Terug naar overzicht
26 november 2018

Soepelere overbruggingsregeling transitievergoeding

Met de komst van de transitievergoeding zag de overbruggingsregeling voor de transitievergoeding het levenslicht. De overbruggingsregeling is bedoeld voor kleinere werkgevers die niet hebben kunnen anticiperen op de introductie van de transitievergoeding en daar geen reserves voor hebben opgebouwd.

Inschrijven voor onze gratis Digi-kwest nieuwsbrief.

De regeling houdt in dat werkgevers met minder dan 25 werknemers bij de berekening van de transitievergoeding mogen uitgaan van de duur van het dienstverband te rekenen vanaf 1 mei 2013[1]. De overheid heeft de overbruggingsregeling die moet lopen tot 1 januari 2020 geëvalueerd en dat leidt tot aanpassing ervan.

De evaluatie is uitgevoerd door het CBS en De Beleidsonderzoekers / SEO economisch onderzoek. Onderzocht is of de overbruggingsregeling voorkomt dat kleine bedrijven, die werknemers moeten ontslaan vanwege een slechte financiële situatie, verder in de problemen komen door de betaling van de transitievergoeding. Daarnaast is bekeken of de regeling werkgevers niet ontmoedigt om financiële reserves aan te leggen. Met de evaluatie is het verschil onderzocht in faillissementen tussen werkgevers die gebruik hebben gemaakt van de overbruggingsregeling en een controlegroep die dat niet heeft gedaan.

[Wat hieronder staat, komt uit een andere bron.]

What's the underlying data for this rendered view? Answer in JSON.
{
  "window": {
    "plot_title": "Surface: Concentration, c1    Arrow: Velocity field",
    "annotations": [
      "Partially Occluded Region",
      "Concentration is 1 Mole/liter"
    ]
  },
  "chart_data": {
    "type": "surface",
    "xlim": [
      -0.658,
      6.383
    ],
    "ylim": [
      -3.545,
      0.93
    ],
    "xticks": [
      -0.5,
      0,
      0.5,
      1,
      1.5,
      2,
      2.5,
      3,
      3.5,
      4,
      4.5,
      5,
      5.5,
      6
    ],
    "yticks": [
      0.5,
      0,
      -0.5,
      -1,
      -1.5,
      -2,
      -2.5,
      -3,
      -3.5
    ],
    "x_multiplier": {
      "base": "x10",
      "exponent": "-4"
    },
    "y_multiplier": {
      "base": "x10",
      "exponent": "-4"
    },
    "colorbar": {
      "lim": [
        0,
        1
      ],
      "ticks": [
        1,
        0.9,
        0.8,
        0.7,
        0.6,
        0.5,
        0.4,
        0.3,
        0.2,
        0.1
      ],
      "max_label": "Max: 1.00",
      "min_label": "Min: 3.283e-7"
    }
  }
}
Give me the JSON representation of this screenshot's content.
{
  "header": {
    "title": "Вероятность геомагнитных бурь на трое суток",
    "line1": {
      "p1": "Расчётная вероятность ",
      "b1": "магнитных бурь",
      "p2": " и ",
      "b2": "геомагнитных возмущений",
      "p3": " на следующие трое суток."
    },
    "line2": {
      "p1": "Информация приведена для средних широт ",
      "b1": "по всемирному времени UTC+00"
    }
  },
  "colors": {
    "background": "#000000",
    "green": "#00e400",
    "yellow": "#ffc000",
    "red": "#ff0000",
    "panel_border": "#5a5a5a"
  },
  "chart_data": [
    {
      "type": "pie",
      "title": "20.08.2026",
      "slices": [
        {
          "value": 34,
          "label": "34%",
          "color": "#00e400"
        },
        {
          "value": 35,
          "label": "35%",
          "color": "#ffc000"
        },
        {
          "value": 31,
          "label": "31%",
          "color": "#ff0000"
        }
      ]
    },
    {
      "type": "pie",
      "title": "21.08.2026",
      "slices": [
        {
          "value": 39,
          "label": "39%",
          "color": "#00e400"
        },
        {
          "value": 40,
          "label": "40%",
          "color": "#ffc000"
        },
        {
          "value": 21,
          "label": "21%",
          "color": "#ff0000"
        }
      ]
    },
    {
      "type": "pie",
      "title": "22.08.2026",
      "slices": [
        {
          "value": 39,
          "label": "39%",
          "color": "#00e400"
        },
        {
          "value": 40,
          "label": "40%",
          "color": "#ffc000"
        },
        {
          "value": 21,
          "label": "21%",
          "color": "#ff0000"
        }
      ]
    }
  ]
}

Een opsteker voor de regeling is dat er beduidend minder faillissementen zijn bij werkgevers die van de regeling gebruik hebben moeten maken. Daar staat echter tegenover dat werkgevers die de overbruggingsregeling hebben mogen toepassen geen betere resultaten hebben dan ondernemers die de overbruggingsregeling niet hebben mogen toepassen. Bovendien zijn deze werkgevers vaker gestopt met de uitvoering van het bedrijf. De onderzoekers vermoeden dat de ondernemingen al te diep in de financiële problemen zaten op het moment dat ze werknemers moesten ontslaan en een beroep deden op de overbruggingsregeling. Dit kan er op wijzen dat de gehanteerde criteria om in aanmerking te komen voor toepassing van de overbruggingsregeling transitievergoeding erg streng zijn.

De minister wil nu de criteria om in aanmerking te komen voor de overbruggingsregeling versoepelen. Eén van de voorwaarden is momenteel dat er in de laatste drie boekjaren sprake moet zijn van een negatief netto resultaat. Koolmees wil dat er voortaan wordt uitgegaan van een gemiddeld negatief resultaat over de drie boekjaren tezamen. Een tweede voorwaarde is dat het eigen vermogen in het laatste boekjaar negatief moet zijn geweest. Dit wil Koolmees versoepelen door uit te gaan van een solvabiliteit (aandeel eigen vermogen in het totale vermogen) van ten hoogste 15%.

De nieuwe voorwaarden moeten per 1 januari 2019 gaan gelden.

 

[1] Met deze datum wordt aangesloten bij de datum waarop het sociaal akkoord is gesloten, te weten 11 april 2013. In dit akkoord werd de basis gelegd voor de transitievergoeding.